8 thoughts on “Champagne: vintage versus non-vintage at the Harpers Champagne summit

  1. Great sessions Jamie.

    The Castelnau NV and Brut were easy to spot on a sniff but I resorted to guessing on the Lanson and Taittinger NV vs Vintage. Embarrassing.

    On the Danny Hodrien seminar using GC-MS the seminar and use of science was fascinating but I would have come to very different food matches. They identified flavour in the wine with food combinations with similar flavours. Yin & Yin.

    I prefer a Yin & Yang approach looking for contrasts where the combination of the food and wine flavours produces a third flavour based on the combination.
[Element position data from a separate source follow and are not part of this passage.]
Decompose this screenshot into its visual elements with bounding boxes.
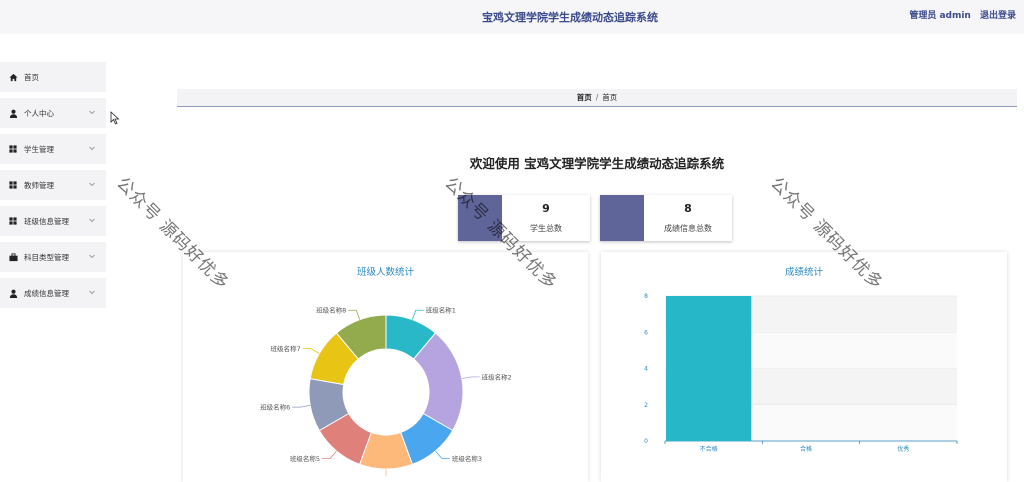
stat-accent-block [600,195,644,241]
pie-label: 班级名称2 [482,372,512,381]
logout-link[interactable]: 退出登录 [980,11,1016,21]
grid-icon [8,180,18,190]
chevron-down-icon [89,290,95,295]
chevron-down-icon [89,218,95,223]
pie-label-line [348,309,361,320]
user-label: 管理员 admin [909,11,971,21]
sidebar: 首页 个人中心 学生管理 教师管理 班级信息管理 科目类型管理 成绩信息管理 [0,62,106,314]
y-tick-label: 6 [644,329,648,336]
sidebar-item-label: 个人中心 [24,108,54,118]
pie-label-line [435,450,450,460]
chevron-down-icon [89,110,95,115]
bar [666,296,752,441]
chevron-down-icon [89,146,95,151]
sidebar-item-personal-center[interactable]: 个人中心 [0,98,106,128]
grid-icon [8,216,18,226]
pie-label-line [385,469,387,476]
y-tick-label: 0 [644,438,648,445]
pie-chart: 班级名称1班级名称2班级名称3班级名称4班级名称5班级名称6班级名称7班级名称8 [260,306,512,476]
sidebar-item-label: 科目类型管理 [24,252,69,262]
chevron-down-icon [89,182,95,187]
x-tick-label: 优秀 [897,445,909,453]
pie-label: 班级名称5 [290,454,320,463]
sidebar-item-teachers[interactable]: 教师管理 [0,170,106,200]
pie-label: 班级名称1 [426,306,456,315]
sidebar-item-classes[interactable]: 班级信息管理 [0,206,106,236]
chevron-down-icon [89,254,95,259]
grid-icon [8,144,18,154]
pie-label-line [461,376,480,380]
welcome-heading: 欢迎使用 宝鸡文理学院学生成绩动态追踪系统 [469,156,725,171]
home-icon [8,72,18,82]
pie-label-line [302,348,320,354]
stat-label: 成绩信息总数 [664,224,712,233]
user-icon [8,108,18,118]
breadcrumb-home[interactable]: 首页 [577,93,592,102]
x-tick-label: 合格 [800,445,812,453]
briefcase-icon [8,252,18,262]
stat-card-scores: 8 成绩信息总数 [600,195,732,241]
sidebar-item-label: 班级信息管理 [24,216,69,226]
pie-label-line [292,404,311,408]
sidebar-item-home[interactable]: 首页 [0,62,106,92]
x-tick-label: 不合格 [700,445,718,453]
pie-label: 班级名称7 [271,344,301,353]
pie-label-line [322,450,337,460]
top-bar: 宝鸡文理学院学生成绩动态追踪系统 管理员 admin 退出登录 [0,0,1024,34]
score-chart-card: 成绩统计 0 2 4 6 8 不合格 合格 优秀 [601,252,1007,482]
stat-value: 8 [684,202,692,215]
sidebar-item-scores[interactable]: 成绩信息管理 [0,278,106,308]
pie-label: 班级名称6 [260,403,290,412]
sidebar-item-students[interactable]: 学生管理 [0,134,106,164]
user-area: 管理员 admin 退出登录 [903,8,1016,21]
pie-label: 班级名称3 [452,454,482,463]
bar-chart: 0 2 4 6 8 不合格 合格 优秀 [644,293,958,453]
user-icon [8,288,18,298]
mouse-cursor-icon [110,111,120,125]
stat-value: 9 [542,202,550,215]
sidebar-item-label: 成绩信息管理 [24,288,69,298]
breadcrumb: 首页 / 首页 [177,89,1017,107]
stat-label: 学生总数 [530,224,562,233]
stat-card-students: 9 学生总数 [458,195,590,241]
breadcrumb-separator: / [595,93,599,102]
stat-accent-block [458,195,502,241]
sidebar-item-label: 学生管理 [24,144,54,154]
sidebar-item-label: 教师管理 [24,180,54,190]
y-tick-label: 8 [644,293,648,300]
sidebar-item-label: 首页 [24,72,39,82]
class-count-chart-card: 班级人数统计 班级名称1班级名称2班级名称3班级名称4班级名称5班级名称6班级名… [183,252,588,482]
y-tick-label: 4 [644,366,648,373]
pie-label-line [411,309,424,320]
y-tick-label: 2 [644,402,648,409]
sidebar-item-subject-types[interactable]: 科目类型管理 [0,242,106,272]
system-title: 宝鸡文理学院学生成绩动态追踪系统 [482,11,658,24]
pie-label: 班级名称8 [316,306,346,315]
breadcrumb-current: 首页 [602,93,618,102]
  2. Jamie, what’s the subliminal message bouncing over Ray O’Conner’s right shoulder in the clip? I don’t know about anyone else but I had an irresistable urge to rush out and buy some French Fizz……

  3. Do not think it amazing at all. Willing to bet many could not tell the difference between a very good sparkling wine,and a charlie such as Pol 1990.Certainly could not when I did this a few years ago—in fact 8 out of 10 preferred the SA sparkler!!

  4. …although that “SA Sparkler” actually had a higher rareity and street value than the fizz at the time, if I recall correctly.

  5. I tasted the 97 krone back in 2008 and it was great. Still have a bottle at home which I’m hoping to open soon. Don’t know how it compares to the 93 as I haven’t had any. Have had the 02 and 04 and I preferred the 04 to the 02, but the 97 was still better than both.

  6. sounds like this was a revelation for many tasters. Was the comparisons “apples to apples”… were the vintage champganes and the NV champagnes of the same (surrounding) vintgaes? I’d be more curious to see how well a NV champagne holds up over the course of aging.